First lesson: there is NEVER a magic bullet. Every organization – from the smallest work team to the largest multinational – has its own dynamics, challenges and potential gifts that are impossible to reduce to simple formulae. It’s one of the fabulous things about humans: we are so indefinably more (or less) than the sum of our parts. And organizations are, at their heart, a collection of humans. If you care about creating the best chance for success, you have to invest in getting to know them and what drives them, and create an environment that inspires people to bring their best of themselves to work (both paid and volunteer). And invest in helping them work extremely well with others.
Second lesson: humans like to know the rules. Remember when you were a little kid? Or, perhaps more aptly, the parent of a little kid? As much as even the most troublesome child might rail against boundaries, each grew up knowing they were safe to grow within them. Clear healthy boundaries, rules and accountabilities – in the vernacular of organizations, good governance – is one of the essential keys to building mature, high-functioning people and organizations. Ignore this at your peril.

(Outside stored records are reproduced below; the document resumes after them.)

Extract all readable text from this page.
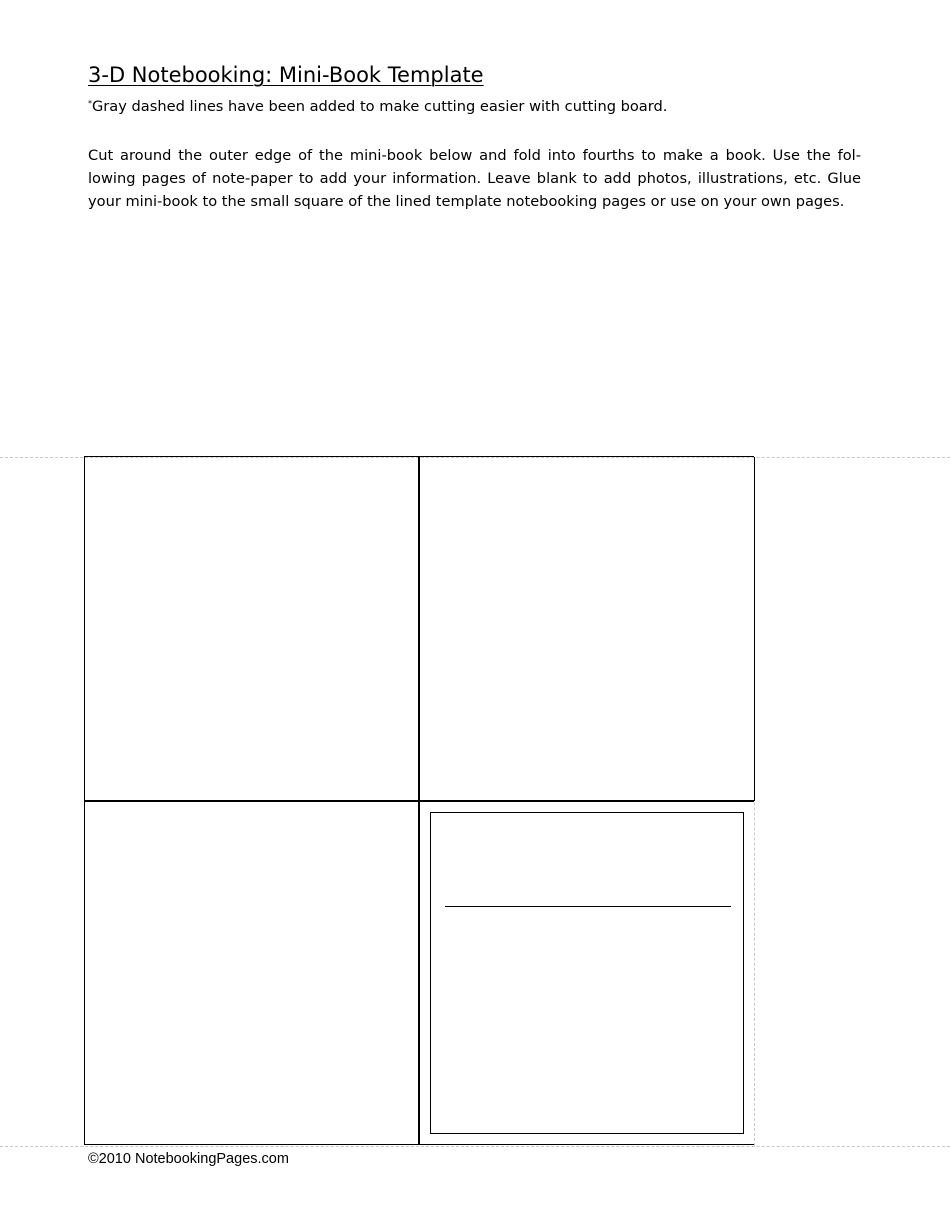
3-D Notebooking: Mini-Book Template
*Gray dashed lines have been added to make cutting easier with cutting board.

Cut around the outer edge of the mini-book below and fold into fourths to make a book. Use the fol-lowing pages of note-paper to add your information. Leave blank to add photos, illustrations, etc. Glue your mini-book to the small square of the lined template notebooking pages or use on your own pages.

©2010 NotebookingPages.com
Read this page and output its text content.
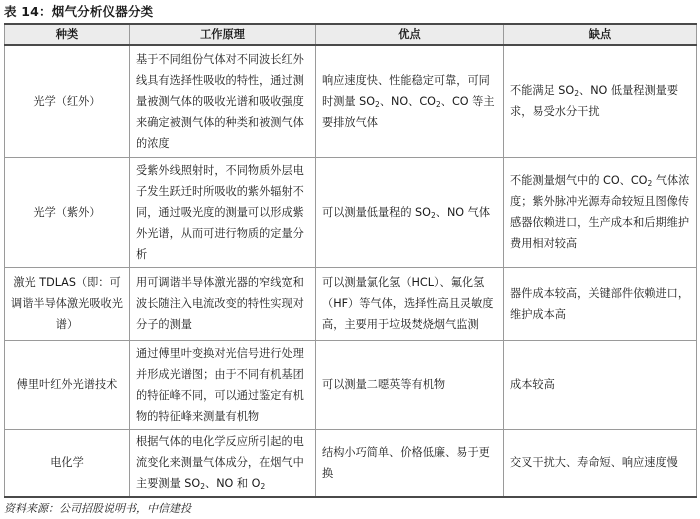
表 14：烟气分析仪器分类
种类	工作原理	优点	缺点
光学（红外）	基于不同组份气体对不同波长红外线具有选择性吸收的特性，通过测量被测气体的吸收光谱和吸收强度来确定被测气体的种类和被测气体的浓度	响应速度快、性能稳定可靠，可同时测量 $SO_2$、NO、$CO_2$、CO 等主要排放气体	不能满足 $SO_2$、NO 低量程测量要求，易受水分干扰
光学（紫外）	受紫外线照射时，不同物质外层电子发生跃迁时所吸收的紫外辐射不同，通过吸光度的测量可以形成紫外光谱，从而可进行物质的定量分析	可以测量低量程的 $SO_2$、NO 气体	不能测量烟气中的 CO、$CO_2$ 气体浓度；紫外脉冲光源寿命较短且图像传感器依赖进口，生产成本和后期维护费用相对较高
激光 TDLAS（即：可调谐半导体激光吸收光谱）	用可调谐半导体激光器的窄线宽和波长随注入电流改变的特性实现对分子的测量	可以测量氯化氢（HCL）、氟化氢（HF）等气体，选择性高且灵敏度高，主要用于垃圾焚烧烟气监测	器件成本较高，关键部件依赖进口，维护成本高
傅里叶红外光谱技术	通过傅里叶变换对光信号进行处理并形成光谱图；由于不同有机基团的特征峰不同，可以通过鉴定有机物的特征峰来测量有机物	可以测量二噁英等有机物	成本较高
电化学	根据气体的电化学反应所引起的电流变化来测量气体成分，在烟气中主要测量 $SO_2$、NO 和 $O_2$	结构小巧简单、价格低廉、易于更换	交叉干扰大、寿命短、响应速度慢
资料来源：公司招股说明书，中信建投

Third lesson: trust is everything. There’s been a lot written about this. The reality is that regardless of how many resources are thrown at a problem or challenge, exponentially more can be accomplished when people learn how to extend trust and be trustworthy. This requires not just an investment in individual personal development, but also in building an organization that values and exemplifies trust and a feedback-rich culture throughout. It’s worth every penny of employing experts to help you do it.
Fourth lesson: everyone has to be rowing in the same direction. No matter how simple or complex the organization, a shared understanding of purpose and goals from top to bottom is absolutely essential. Have you every seen or imagined being part of an eight-person row? That ever-so-fragile shell, with eight talented, powerful, highly-trained individuals balanced delicately within it, each microsecond of difference in stroke being amplified to make the difference between a painful loss and a seemingly-effortless win.
Fifth lesson: being “right” is not always right. There is no replacement for listening to who you’re serving, whether it’s a client, employee or, in our case, member. Your brilliant idea may fall flat if it’s not solidly grounded in knowing what’s wanted and expected. Know first what’s needed, then deliver it.
Sixth lesson: be relentlessly driven to innovate and exceed expectations. This is an age where people expect more and more, and want clear demonstrations that you are completely committed to listening to them and to earning their business – or their employment loyalty – each and every day.
Seventh and final lesson: identify, recruit and advance the best leaders and team members you can find. Learn to relish guaranteeing that you are not always the smartest person in the room... take pride in measuring your success in terms of organizational – not individual – outcomes. This takes some work, because many of us are driven by external measures we internalized early in our high-achieving careers, but the end result is ALWAYS a more successful and healthier organization.